If your product relates to a technological or scientific invention, you may want to consider seeking patent protection for such a product. A patent is a property right granted to an inventor to exclude others from making, using, or selling his or her claimed invention for a period of 20 years after filing a patent application. Importantly, a patent does not grant the right to make, use, offer for sale, sell, or import an invention but only grants the right to exclude others from doing the same. See 35 U.S.C. § 271(a).
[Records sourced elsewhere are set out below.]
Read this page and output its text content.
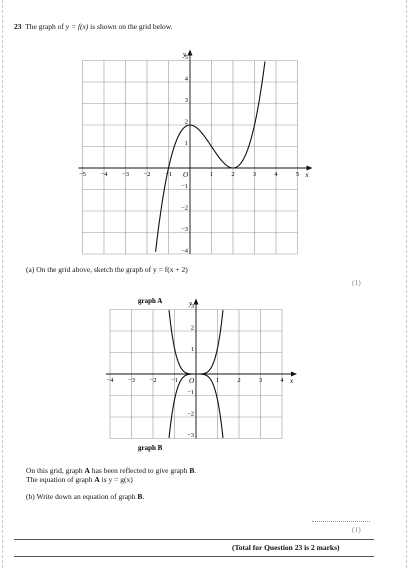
23 The graph of y = f(x) is shown on the grid below.
y
x
O
−5 −4 −3 −2 −1	1	2	3	4	5
5
4
3
2
1
−1
−2
−3
−4
(a) On the grid above, sketch the graph of y = f(x + 2)
(1)
y
x
O
−4 −3 −2 −1	1	2	3	4
3
2
1
−1
−2
−3
graph A
graph B
On this grid, graph A has been reflected to give graph B.
The equation of graph A is y = g(x)
(b) Write down an equation of graph B.
(1)
(Total for Question 23 is 2 marks)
An inventor may obtain a patent for "any new and useful process, machine, manufacture, or composition of matter, or any new and useful improvement thereof ... " See 35 U.S.C. § 101. As discussed, not all companies will seek patent protection for their products. Therefore, not all companies will need to conduct a patent search to determine the likely patentability of a newly developed product. Indeed, this is likely only appropriate for those companies engaged in technological or scientific innovation, research, or development.
Assuming your product relates to a technological or scientific invention, we suggest that you conduct a patent search prior to seeking patent protection to evaluate whether someone else may have already invented or publicly disclosed your invention. The U.S. patent system prevents an inventor from obtaining a patent if "the invention was known or used by others in this country, or patented or described in a printed publication in this or a foreign country, before the invention thereof by the application for patent." See 35 U.S.C. § 102(a).
Further, an inventor may not obtain a patent if "the invention was patented or described in a printed publication in this or a foreign country or in public use or on sale in this country, more than one year prior to the date of the inventor's patent application." See 35 U.S.C. § 102(b).
Therefore, it is advisable to conduct a patent search to evaluate whether a prior public disclosure or use of your invention could prevent you from obtaining a patent. A patent search is not mandatory before filing a patent application, but it is advisable. See "All About Patents." While you can conduct the search yourself, it is advisable to hire a patent search firm or a registered patent attorney or agent.
Protecting your company's intellectual property assets and ensuring that you do not incur the burdensome costs of litigation by infringing another's intellectual property rights may be critical to the success of your business. To that end, before launching a new product, we propose that you consider the following three steps:
As discussed, the third step may only be appropriate for those companies engaged in technological and scientific innovation. While completing these steps will not ensure that you will not infringe another's rights or even that your intellectual property will receive federal protection through a patent or a trademark, we believe that these steps will provide you with the opportunity for success.